Bajo la lluvia
Gerardo Lartigue
El velocímetro marcaba 140 km por hora. Las llantas se fijaban al pavimento nuevo, siempre nuevo, sin emitir rechinido alguno. Faltaba una hora para llegar a París. En menos de diez minutos recogería a una tal Verónica en la gare de Orleans. "Te voy a presentar a una amiga muy guapa, una compatriota tuya que conocí en una fiesta latina. Es más, serás tú quien pase a buscarla. Te queda de paso. Te la encargo mucho..." No podía negarle el favor a Claude. Hubiera preferido terminar solo el viaje y conocer a esta mujer ya en el restaurante, entre los demás invitados, y así evitar pasar de las preguntas triviales, ¿desde hace cuántos años vives en Francia?, ¿en qué trabajas?, o ¿hablas bien francés?; a las inevitables pláticas comprometedoras del género: ¿Porqué dejaste el país? o ¿No extrañas a tus amigos?

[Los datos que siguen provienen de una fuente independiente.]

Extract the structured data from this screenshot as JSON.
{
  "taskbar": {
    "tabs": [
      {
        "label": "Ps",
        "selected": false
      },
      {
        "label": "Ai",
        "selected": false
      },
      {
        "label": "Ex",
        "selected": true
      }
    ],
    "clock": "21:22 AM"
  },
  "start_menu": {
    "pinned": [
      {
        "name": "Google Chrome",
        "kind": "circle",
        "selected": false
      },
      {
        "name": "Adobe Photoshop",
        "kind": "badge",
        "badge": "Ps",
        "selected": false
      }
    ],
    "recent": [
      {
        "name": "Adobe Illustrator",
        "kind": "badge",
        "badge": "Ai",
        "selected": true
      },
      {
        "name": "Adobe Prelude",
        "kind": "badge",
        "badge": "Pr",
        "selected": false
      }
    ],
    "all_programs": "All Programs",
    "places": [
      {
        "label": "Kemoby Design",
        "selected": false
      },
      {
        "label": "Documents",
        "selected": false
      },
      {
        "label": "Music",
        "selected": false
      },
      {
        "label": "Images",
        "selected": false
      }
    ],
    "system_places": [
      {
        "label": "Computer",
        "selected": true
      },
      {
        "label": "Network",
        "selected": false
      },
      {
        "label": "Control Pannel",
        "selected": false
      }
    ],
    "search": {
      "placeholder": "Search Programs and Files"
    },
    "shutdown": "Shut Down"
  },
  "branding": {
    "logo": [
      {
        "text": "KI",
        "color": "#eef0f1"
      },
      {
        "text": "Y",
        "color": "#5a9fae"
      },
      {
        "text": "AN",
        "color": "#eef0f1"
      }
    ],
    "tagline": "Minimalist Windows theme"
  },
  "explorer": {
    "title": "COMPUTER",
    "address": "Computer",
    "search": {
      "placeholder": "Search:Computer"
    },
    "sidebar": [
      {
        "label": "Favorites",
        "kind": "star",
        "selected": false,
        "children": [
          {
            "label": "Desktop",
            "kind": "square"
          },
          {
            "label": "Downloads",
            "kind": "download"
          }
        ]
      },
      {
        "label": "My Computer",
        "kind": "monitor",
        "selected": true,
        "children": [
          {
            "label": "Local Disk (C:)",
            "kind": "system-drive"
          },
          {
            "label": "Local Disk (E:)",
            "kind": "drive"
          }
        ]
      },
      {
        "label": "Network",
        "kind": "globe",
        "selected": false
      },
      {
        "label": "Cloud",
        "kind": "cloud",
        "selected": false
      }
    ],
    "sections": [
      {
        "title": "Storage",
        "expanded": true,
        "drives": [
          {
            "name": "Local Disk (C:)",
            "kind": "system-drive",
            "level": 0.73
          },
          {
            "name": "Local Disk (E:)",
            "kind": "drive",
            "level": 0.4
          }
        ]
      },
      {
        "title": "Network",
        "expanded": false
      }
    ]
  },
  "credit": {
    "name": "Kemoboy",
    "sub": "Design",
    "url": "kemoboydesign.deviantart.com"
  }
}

Pablo hubiese deseado cortar su pasado; creía que era cierto eso de que la vida es como una madeja que se va deshaciendo por donde uno pasa, dejando un hilo del cual cualquier día alguien jala hasta encontrarnos.
Le encantaba viajar con la luz del atardecer, cuando las sombras se alargan hasta fundirse en la materia y que las primeras luces encendidas recuerdan a nuestros sentidos que poco a poco desaparecerá el mundo visible, anunciando la aparición de una cierta irrealidad que impregnará las cosas. La desventaja de las carreteras departamentales es que continuamente se tiene que disminuir la velocidad para cruzar poblados y que su trazo sinuoso impide acelerar demasiado, pero tienen la ventaja de permitir disfrutar de la belleza del paisaje. Rara vez tomaba una autopista porque pensaba que eran zonas de "inexistencia"; simples líneas que unen dos puntos, una especie de trámite entre dos etapas, con el mismo paisaje monótono de principio a fin. Prefería la idea de viajar en todo el sentido de la palabra, es decir de desplazarse despierto, percibiendo el entorno, haciendo del trayecto la parte principal del viaje, un fin en sí mismo, al igual que la vida, que para algunos es solo un medio para llegar a... ¿A qué?
Llevaba manejando más de dos horas. Los poblados parecían totalmente dormidos. Se mantenía alerta por las constantes glorietas. Por suerte no había nunca obstáculos imprevistos. Ya se había acostumbrado a la ausencia de baches, de perros muertos, de topes, de ganado a medio camino, de gente caminando sobre el borde de la carretera...
Los faros iluminaron la barra de contención de la curva. De pronto vio a lo lejos, en la recta después de la serie de curvas, unas luces rojas intermitentes en medio de la carretera, pero el cerro le impidió ver si se trataba de un accidente, como le sugería un presentimiento, o si se trataba de una zona en reparaciones. Esperaba saberlo al salir de la siguiente curva. No había nada. La recta estaba igual de vacía que todo el tramo que había recorrido desde el último poblado. Lo invadió una confusión creada por la desaparición del evento esperado, o más bien, deseado: El instinto empuja al hombre a huir del aburrimiento y a preferir cualquier cosa antes que la monotonía. La escena de un herido iluminado por las luces rojas de emergencia había sido completamente fabricada por su imaginación. Durante unos instantes perdió la noción de tiempo y de lugar. Frenó hasta detenerse completamente. Apagó los faros y el motor. Un silencio abrumador lo rodeó. Percibía, sin embargo, un sonido de sirenas, proveniente de su memoria, que atravesaba el silencio al igual que la luz las rendijas de una puerta cuando nos acostumbramos a la oscuridad. Era el recuerdo de aquella noche cuando, rodeado de ambulancias y de carros de la policía de caminos, él seguía tratando de cerrar las heridas del cuerpo inerte de Vero, para quien el agitamiento a su alrededor, bajo una lluvia torrencial que lavaba su cara pálida y hermosa, ya le era totalmente ajeno. Y la pregunta de siempre: ¿Porqué Vero y no él?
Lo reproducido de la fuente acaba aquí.